The report suggested it to be an aggressive Stage 2 cancer. Nevertheless, the tumor (all 2.8 centimeters of it) was removed and she was left to the loving care of her parents and Mark. While her friends enjoyed life in all possible ways she stayed at home. She was wiped out by the chemo and had no energy.
After a few rounds of radiation the cancer was gone and she was then supposed to live life normally, however, she still could not get things she wanted, she had been asking her boss for a transfer but that did not happen, a basketball tournament for her team was scheduled the next month but she could not participate in that.

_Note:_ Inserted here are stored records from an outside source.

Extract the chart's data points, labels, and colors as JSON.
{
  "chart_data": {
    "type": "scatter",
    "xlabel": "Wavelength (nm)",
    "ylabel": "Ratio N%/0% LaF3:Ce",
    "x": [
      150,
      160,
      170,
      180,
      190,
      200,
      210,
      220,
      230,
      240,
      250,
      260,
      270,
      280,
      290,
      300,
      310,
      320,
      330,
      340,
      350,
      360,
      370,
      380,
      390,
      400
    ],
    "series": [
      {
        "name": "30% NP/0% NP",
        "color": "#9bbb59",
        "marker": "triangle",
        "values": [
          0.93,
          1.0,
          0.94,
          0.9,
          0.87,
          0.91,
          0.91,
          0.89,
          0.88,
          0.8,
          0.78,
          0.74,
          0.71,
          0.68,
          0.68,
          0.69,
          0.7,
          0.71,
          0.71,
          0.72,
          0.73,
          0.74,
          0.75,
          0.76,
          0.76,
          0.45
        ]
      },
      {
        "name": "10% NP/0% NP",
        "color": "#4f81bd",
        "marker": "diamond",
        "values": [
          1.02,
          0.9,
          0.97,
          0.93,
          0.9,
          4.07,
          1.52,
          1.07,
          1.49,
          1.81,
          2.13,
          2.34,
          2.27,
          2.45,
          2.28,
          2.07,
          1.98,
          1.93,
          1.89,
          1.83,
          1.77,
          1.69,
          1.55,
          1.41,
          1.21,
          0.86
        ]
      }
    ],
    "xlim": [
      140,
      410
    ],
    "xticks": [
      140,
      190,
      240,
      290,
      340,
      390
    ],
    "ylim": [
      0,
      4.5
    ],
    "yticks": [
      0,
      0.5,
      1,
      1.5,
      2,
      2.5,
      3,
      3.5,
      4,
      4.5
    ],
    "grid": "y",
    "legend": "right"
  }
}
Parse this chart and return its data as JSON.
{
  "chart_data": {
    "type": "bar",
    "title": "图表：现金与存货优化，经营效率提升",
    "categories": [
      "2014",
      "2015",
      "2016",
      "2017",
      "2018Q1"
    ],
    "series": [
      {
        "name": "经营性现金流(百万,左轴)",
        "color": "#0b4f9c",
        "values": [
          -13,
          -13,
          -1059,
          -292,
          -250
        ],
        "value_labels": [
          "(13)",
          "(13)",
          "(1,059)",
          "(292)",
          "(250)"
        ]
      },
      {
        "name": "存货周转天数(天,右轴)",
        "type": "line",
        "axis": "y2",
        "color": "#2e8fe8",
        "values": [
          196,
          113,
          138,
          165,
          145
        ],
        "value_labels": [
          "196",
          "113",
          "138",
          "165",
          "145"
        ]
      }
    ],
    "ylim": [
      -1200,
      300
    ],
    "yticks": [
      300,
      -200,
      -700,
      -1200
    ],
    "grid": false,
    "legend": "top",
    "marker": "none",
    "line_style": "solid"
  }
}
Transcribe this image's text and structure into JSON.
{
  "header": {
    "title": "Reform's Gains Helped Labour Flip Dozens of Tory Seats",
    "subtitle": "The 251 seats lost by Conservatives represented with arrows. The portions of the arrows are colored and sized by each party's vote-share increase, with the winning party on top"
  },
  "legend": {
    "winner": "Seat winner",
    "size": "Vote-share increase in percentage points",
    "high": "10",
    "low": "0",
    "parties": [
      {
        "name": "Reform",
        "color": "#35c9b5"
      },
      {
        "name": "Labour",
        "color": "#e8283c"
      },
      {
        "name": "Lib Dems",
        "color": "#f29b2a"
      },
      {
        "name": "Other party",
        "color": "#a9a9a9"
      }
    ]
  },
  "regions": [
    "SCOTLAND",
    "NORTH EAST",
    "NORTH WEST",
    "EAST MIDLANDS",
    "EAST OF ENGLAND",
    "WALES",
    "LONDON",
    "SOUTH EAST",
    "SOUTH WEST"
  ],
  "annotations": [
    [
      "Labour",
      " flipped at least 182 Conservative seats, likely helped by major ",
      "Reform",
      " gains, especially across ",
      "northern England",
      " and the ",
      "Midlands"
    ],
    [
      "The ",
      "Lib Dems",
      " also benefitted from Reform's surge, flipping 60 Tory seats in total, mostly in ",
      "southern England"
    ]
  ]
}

Cancer had made her lonely. She would panic with cancer talk as it bombarded her with life choices she was not ready to make. She was left bruised and hairless, but she did not give up hope and thought no matter how banged up it was, it was still her own body, and with all the courage she could muster played her first post-cancer rugby game five months after her final treatment. Her teammates thought she was crazy but she opted to play that game with some extra padding over her chest. She did not stop there, she pushed her body further biking 220 miles in the Young Survival Coalition’s Tour de Pink from Philadelphia to Washington. She had an option of the “poop out” bus, that riders could take for the last stretch, but she decided against it and completed the tour biking.
It would have been easy for her to say goodbye to life or to spend her life with the mindset that she was a cancer patient, but she decided on something else. She never gave away hope and decided to live life to the fullest, to do what she always wanted to do and to enjoy each and every moment that life had to offer her.